Снимаюсь с парковки и медленно выезжаю. Теперь, когда она сидит так близко ко мне, а подол сарафана автоматически подтягивается, мне очень хорошо видно ее ноги. Я сразу замечаю шрам на правом колене. Руки покрываются мурашками, словно в этот момент я сам испытываю фантомную боль в колене. К счастью, я никогда не проходил через разрыв связок, но травмы в фигурке — это обязательный неприятный бонус. Я лечил их десятками.
Наверное, я разглядываю ее прооперированное колено неприлично долго, потому что она замечает это.
— Знаешь, я бы предпочла, чтобы ты просто пялился на голые ноги, чем изучал мой шрам, — недовольно произносит Варя.
— Прости. Правда, прости, я не хотел тебя обидеть. Мне очень жаль, что тебе пришлось это пережить.
— Я не нуждаюсь в жалости, — ожидаемо сразу же закрывается от меня.
— Я понимаю.
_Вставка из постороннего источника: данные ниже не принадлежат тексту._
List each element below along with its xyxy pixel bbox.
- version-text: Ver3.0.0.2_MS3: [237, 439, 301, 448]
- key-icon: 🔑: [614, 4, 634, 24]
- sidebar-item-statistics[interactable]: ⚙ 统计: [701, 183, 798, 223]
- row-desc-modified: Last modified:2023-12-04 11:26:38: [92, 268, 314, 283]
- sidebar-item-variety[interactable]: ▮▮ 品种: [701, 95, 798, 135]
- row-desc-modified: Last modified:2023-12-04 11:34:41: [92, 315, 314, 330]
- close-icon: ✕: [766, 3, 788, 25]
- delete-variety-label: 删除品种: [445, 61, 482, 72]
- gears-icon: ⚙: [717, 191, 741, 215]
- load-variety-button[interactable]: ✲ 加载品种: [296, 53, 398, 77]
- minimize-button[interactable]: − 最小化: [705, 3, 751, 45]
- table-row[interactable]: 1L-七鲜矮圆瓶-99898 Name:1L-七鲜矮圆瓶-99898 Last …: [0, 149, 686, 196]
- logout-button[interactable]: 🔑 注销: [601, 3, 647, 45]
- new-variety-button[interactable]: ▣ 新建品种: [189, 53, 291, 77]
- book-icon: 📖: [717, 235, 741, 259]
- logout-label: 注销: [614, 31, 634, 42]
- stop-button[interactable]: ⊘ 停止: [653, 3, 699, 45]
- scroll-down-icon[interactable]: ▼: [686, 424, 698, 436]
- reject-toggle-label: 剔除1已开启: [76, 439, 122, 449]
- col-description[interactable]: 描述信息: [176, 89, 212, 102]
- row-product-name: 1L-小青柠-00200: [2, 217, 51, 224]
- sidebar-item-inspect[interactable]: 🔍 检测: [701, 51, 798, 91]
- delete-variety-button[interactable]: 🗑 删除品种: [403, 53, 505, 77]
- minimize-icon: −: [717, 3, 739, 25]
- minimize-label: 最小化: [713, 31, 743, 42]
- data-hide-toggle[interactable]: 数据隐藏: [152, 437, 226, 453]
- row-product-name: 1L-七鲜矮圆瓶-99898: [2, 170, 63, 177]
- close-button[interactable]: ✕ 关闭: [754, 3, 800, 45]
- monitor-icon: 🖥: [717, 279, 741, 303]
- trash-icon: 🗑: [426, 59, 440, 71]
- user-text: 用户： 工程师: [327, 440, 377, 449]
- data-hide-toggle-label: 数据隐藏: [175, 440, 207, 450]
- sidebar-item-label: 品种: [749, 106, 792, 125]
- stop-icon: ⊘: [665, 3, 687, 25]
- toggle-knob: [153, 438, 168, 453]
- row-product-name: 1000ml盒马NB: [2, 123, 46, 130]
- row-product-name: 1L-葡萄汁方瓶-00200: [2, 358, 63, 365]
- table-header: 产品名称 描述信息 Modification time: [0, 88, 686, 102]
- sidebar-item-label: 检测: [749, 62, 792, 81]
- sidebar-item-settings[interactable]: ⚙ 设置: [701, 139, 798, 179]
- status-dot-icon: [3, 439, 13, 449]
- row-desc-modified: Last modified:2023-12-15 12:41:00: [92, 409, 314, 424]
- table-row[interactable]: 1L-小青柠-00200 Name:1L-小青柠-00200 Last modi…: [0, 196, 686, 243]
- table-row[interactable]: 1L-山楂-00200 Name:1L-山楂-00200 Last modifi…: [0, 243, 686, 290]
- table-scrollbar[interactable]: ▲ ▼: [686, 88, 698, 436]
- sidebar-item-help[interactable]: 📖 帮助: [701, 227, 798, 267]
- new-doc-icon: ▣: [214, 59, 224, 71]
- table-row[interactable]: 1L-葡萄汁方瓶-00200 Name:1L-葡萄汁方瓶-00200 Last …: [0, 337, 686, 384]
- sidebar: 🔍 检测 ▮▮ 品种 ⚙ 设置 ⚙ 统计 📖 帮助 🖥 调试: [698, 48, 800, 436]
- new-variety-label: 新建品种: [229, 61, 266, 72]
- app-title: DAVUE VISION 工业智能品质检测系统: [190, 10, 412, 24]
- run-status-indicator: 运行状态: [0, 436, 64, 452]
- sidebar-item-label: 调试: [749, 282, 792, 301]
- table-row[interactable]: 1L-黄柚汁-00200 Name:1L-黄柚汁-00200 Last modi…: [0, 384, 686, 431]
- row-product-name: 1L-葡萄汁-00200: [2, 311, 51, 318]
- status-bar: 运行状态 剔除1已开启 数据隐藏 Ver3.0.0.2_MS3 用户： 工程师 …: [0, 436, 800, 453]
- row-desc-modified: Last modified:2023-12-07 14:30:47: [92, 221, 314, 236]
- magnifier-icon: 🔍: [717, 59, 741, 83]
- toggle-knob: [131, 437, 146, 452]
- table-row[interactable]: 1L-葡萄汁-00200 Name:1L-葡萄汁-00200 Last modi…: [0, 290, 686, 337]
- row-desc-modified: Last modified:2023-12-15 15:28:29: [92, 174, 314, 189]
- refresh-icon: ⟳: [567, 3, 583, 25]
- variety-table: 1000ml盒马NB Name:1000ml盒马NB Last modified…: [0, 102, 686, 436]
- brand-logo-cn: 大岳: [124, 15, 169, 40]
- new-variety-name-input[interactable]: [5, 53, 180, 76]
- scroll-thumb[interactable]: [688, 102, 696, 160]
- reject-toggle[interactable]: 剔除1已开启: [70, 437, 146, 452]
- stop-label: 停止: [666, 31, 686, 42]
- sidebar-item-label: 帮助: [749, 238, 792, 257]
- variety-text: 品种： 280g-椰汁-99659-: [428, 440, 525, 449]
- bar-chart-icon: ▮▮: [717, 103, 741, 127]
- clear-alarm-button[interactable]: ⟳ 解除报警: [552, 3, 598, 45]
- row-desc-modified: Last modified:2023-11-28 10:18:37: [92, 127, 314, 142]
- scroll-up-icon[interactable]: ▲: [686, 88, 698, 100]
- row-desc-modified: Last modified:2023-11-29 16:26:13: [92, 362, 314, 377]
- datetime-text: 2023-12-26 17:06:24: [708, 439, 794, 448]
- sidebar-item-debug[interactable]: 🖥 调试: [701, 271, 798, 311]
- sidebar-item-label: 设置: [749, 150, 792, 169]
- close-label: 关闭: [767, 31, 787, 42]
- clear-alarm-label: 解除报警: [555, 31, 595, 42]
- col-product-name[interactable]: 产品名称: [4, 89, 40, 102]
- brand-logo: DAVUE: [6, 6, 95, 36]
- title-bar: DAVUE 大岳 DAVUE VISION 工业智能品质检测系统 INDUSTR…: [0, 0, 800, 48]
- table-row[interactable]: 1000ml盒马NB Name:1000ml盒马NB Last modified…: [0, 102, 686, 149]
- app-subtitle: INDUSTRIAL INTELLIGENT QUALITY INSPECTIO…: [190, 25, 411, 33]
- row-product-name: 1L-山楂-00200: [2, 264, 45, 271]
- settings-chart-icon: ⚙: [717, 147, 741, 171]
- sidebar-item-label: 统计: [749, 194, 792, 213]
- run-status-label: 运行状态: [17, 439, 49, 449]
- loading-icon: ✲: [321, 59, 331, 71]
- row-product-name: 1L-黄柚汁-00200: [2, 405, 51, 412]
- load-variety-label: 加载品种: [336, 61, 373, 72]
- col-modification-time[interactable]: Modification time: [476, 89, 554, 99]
Понимаю лучше, чем кто-либо другой, честно.
— Не хочу начинать общение с грубости, но и обсуждать то, что случилось, не горю желанием, — говорит мне Варя. — Поворачивай направо и проезжай весь проспект.
— Принято. Варь, в таком случае, давай поговорим об этом один раз и больше не будем. Ты уверена, что с большим спортом у тебя все закончилось?
Она сжимает правое колено ладонью, впиваясь в кожу короткими ногтями. Сжимает, видимо, до боли.
— У меня было тяжёлое повреждение колена. Всё случилось на обыкновенной акробатической тренировке, когда я работала над вольными упражнениями. Операцию мне провели сразу же, но ничего не говорили даже о приблизительных сроках восстановления. Просто врачи сказали: «Мы надеемся, что ты вернёшься в спорт». Это было в январе, после праздников. Мы все понимали, что чудес практически не бывает, кресты — это жестокая травма для любого вида спорта, но я верила в себя. Ты ведь понимаешь, что дает спортсмену предчувствие Олимпиады?
— Конечно.
— Сворачивай здесь, скоро увидишь парк, туда и пойдем, — комментирует Евдокимова и возвращается к своему рассказу. — Я форсировала восстановление, как могла, я занималась через слезы и крики, я отдавала все силы самым базовым разминочным упражнениям, а затем лежала на кровати пластом и не могла встать, чтобы налить себе воды. Рыдала ночами в подушку, видя каждый день, как девочки готовятся к Олимпиаде, пока я заново учусь ходить. В мае я поняла, что больше не могу ждать, иначе меня спишут со всех счетов в сборной, потому что я уже пропустила все, что могла.
— И что ты сделала?
— Я решила тренировать элементы, которые спокойно и уверенно делала всю жизнь. И упала с бревна.
— Ауч, — фантомная боль в колене преследует меня снова, в животе как будто все сводит от этого жуткого ощущения.
— Говорят, что рожать — это очень больно. Если это больнее, чем упасть на недавно оперированное колено, где был разрыв крестов, то я даже боюсь представлять себе роды.
— Ты не думала о том, чтобы не подвергать себя риску в этом году, полностью его пропустить и заходить уже в новый олимпийский цикл?
— Не расскажешь, зачем? Кем я буду после того, как пропущу целый год, пока кто-то из девочек, может быть, станет олимпийской чемпионкой?
— Тебе восемнадцать, — паркуюсь возле обозначенного парка и глушу двигатель. — Через четыре года ты вполне еще можешь добиться любых медалей.
— Я больше не могу ничего. Понимаешь? Ничего, — она опять сжимает колено, задирает подбородок, сглатывая ком, подступивший к горлу.
— Уверена?
— Я не хочу быть плохой спортсменкой, которая боится делать сложные прыжки, не хочет рисковать и трясется, как бы не упасть и не взвыть от боли. Я устала от безысходности и чувства собственной слабости. Устала от всего, что происходило со мной последние полгода. Я не еду на Олимпиаду, которая была смыслом всей моей жизни. Меня не выгоняли, я сама приняла это решение и ушла. На этом мы можем закончить разговор о моем колене? Ты звал меня гулять и пить кофе, правда же?